Pagination in Fabric Notebook Using Fabric Rest API
In this post, we will see how to perform pagination when calling Fabric Rest API from a notebook.
Note that at the time of writing this post the Fabric REST API is still in preview.
Table of Contents
What is pagination
Pagination is a process used to divide a large dataset into smaller chunks and each smaller chunk contains a pointer to the next smaller chunk until there’s no more chunk.
As Fabric REST API limits the number of records it returns it also supports pagination.
As we will see in this post the API call to retrieve the list of tables can return a maximum of 100 records only per request. With the pointer or URI provided in the response, we can get the next 100 records and send another request to get the next 100 records, and so on until no more records are returned by the API request.
Pagination in Fabric Notebook to retrieve the list of tables
List of Tables Request
To get the list of tables we need to send the following request by passing the Workspace GUID and the Lakehouse GUID as a parameter.
Here is a Sample Request:
GET https://api.fabric.microsoft.com/v1/workspaces/f089354e-8366-4e18-aea3-4cb4a3a50b48/lakehouses/41ce06d1-d81b-4ea0-bc6d-2ce3dd2f8e87/tables
And here is sample response:
As we can see the response includes a continuationUri or a continuationToken which is what we’re going to use to keep sending requests until we fetch all the tables of our lakehouse.
The notebook
The next step is to create a notebook to request the list of tables and store the results in a delta table. Before executing the code, we need to ensure that semantik-link is installed using %pip install semantik-link or we can set up a custom environment as described in my post Generate Large Sample Data In Fabric.
In the example below, we aim to list all the tables in a lakehouse, which contains 654 tables. This requires making 7 API calls to retrieve the full list. The key point here is that the response contains a “continuationUri” as long as there are more records to fetch. The loop in our notebook will continue as long as the “continuationUri” is not empty and append the dataframe each time we go through the loop.

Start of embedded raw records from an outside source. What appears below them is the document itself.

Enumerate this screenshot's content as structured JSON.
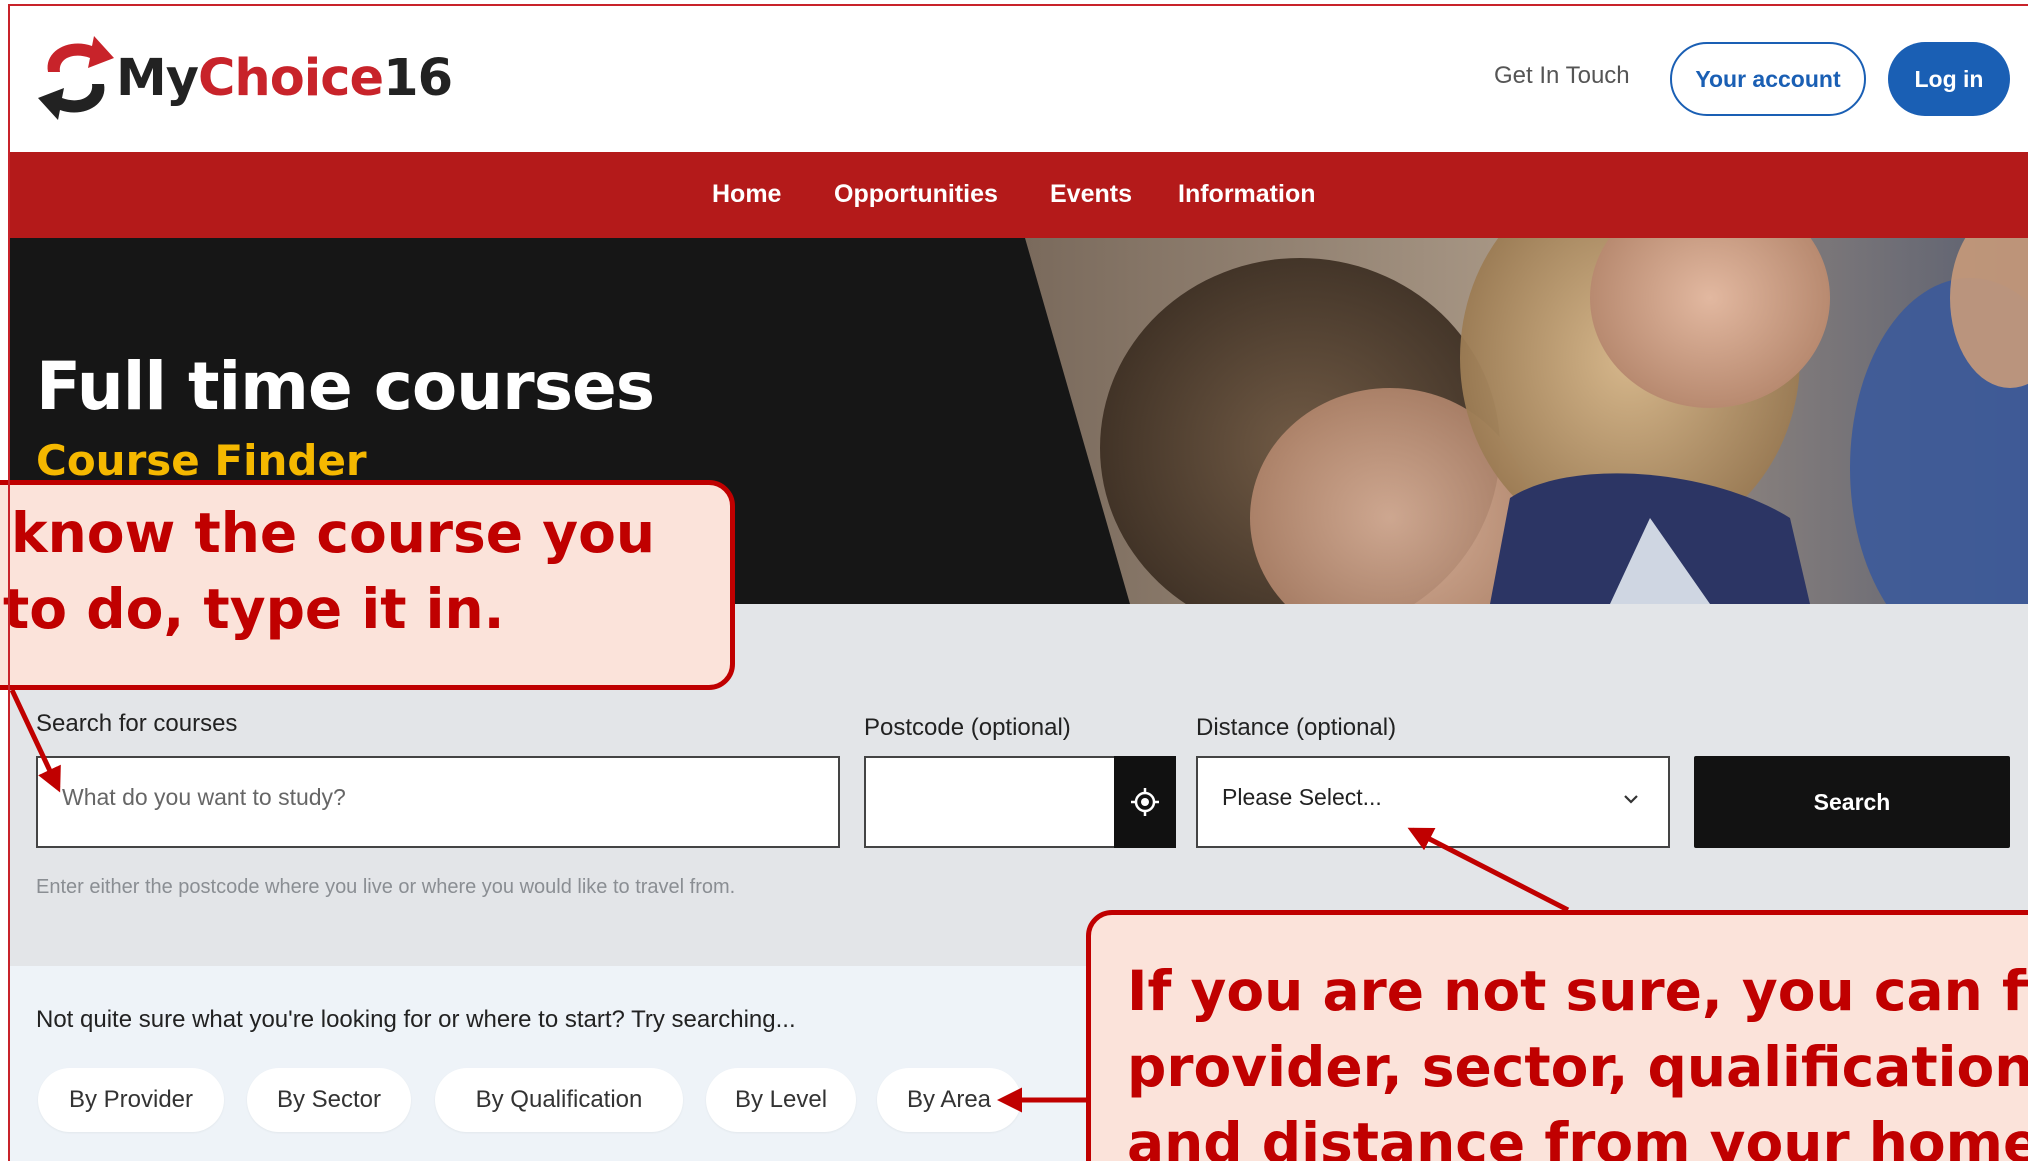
{
  "header": {
    "logo": {
      "text_my": "My",
      "text_choice": "Choice",
      "text_num": "16"
    },
    "get_in_touch": "Get In Touch",
    "your_account": "Your account",
    "log_in": "Log in"
  },
  "nav": {
    "items": [
      {
        "label": "Home"
      },
      {
        "label": "Opportunities"
      },
      {
        "label": "Events"
      },
      {
        "label": "Information"
      }
    ]
  },
  "hero": {
    "title": "Full time courses",
    "subtitle": "Course Finder"
  },
  "search": {
    "course_label": "Search for courses",
    "course_placeholder": "What do you want to study?",
    "postcode_label": "Postcode (optional)",
    "postcode_value": "",
    "distance_label": "Distance (optional)",
    "distance_selected": "Please Select...",
    "search_button": "Search",
    "hint": "Enter either the postcode where you live or where you would like to travel from."
  },
  "explore": {
    "prompt": "Not quite sure what you're looking for or where to start? Try searching...",
    "pills": [
      {
        "label": "By Provider"
      },
      {
        "label": "By Sector"
      },
      {
        "label": "By Qualification"
      },
      {
        "label": "By Level"
      },
      {
        "label": "By Area"
      }
    ]
  },
  "callouts": {
    "left": {
      "line1": "know the course you",
      "line2": "to do, type it in."
    },
    "right": {
      "line1": "If you are not sure, you can filter b",
      "line2": "provider, sector, qualification, leve",
      "line3": "and distance from your home"
    }
  },
  "colors": {
    "brand_red": "#b41a1a",
    "accent_blue": "#1a5fb4",
    "hero_yellow": "#f5b800",
    "callout_red": "#c00000",
    "callout_fill": "#fbe3da"
  }
}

Here’s a sample code that we can use:
import sempy
import sempy.fabric as fabric
import pandas as pd
import json
from delta.tables import *
workspaceId="Your workspace id"
lakehouseId="Your lakehouse id"
client = fabric.FabricRestClient()
response = client.get(f"/v1/workspaces/{workspaceId}/lakehouses/{lakehouseId}/tables")
ListOfTables = response.json()['data']
df = pd.DataFrame(ListOfTables)
continuationUri="true"
while continuationUri:
continuationUri=response.json()['continuationUri']
if continuationUri:
response = client.get(f"{continuationUri}")
ListOfTables = response.json()['data']
df = pd.concat([df, pd.DataFrame(ListOfTables)], ignore_index=True)
print(len(df.index))
spark.createDataFrame(df).write.format("delta").mode("overwrite").saveAsTable("ListOfTables")
Here is the result of the script:
As we can see our dataframe contains 654 rows which means that we have to make 7 calls to the Fabric Rest API, the first 6 calls will contain a continuationUri and 100 records each, and the last call will contain only 54 records with no continuationUri.
We can then retrieve the list of tables of our Lakehouse from the delta table we’ve just created.
Paginating with Pipeline
Although this post focuses on paginating in notebooks, it is also possible to perform pagination with pipelines, for all the details I’d recommend following my other post on How to perform pagination in Azure Data Factory Using Rest API, the only thing that has changed is that in Fabric the next Token is called “continuationUri” instead of “NextLink” as I explained in my post for the ADF or Synapse REST API.
Conclusion
As we saw in this post, implementing pagination in Fabric with the Fabric REST API is pretty straightforward, whether using notebooks or pipelines. At the moment the Fabric REST API is still in preview and still lacks a lot of features compared to the Power BI, but I’m pretty sure that tons of things are going to be added soon.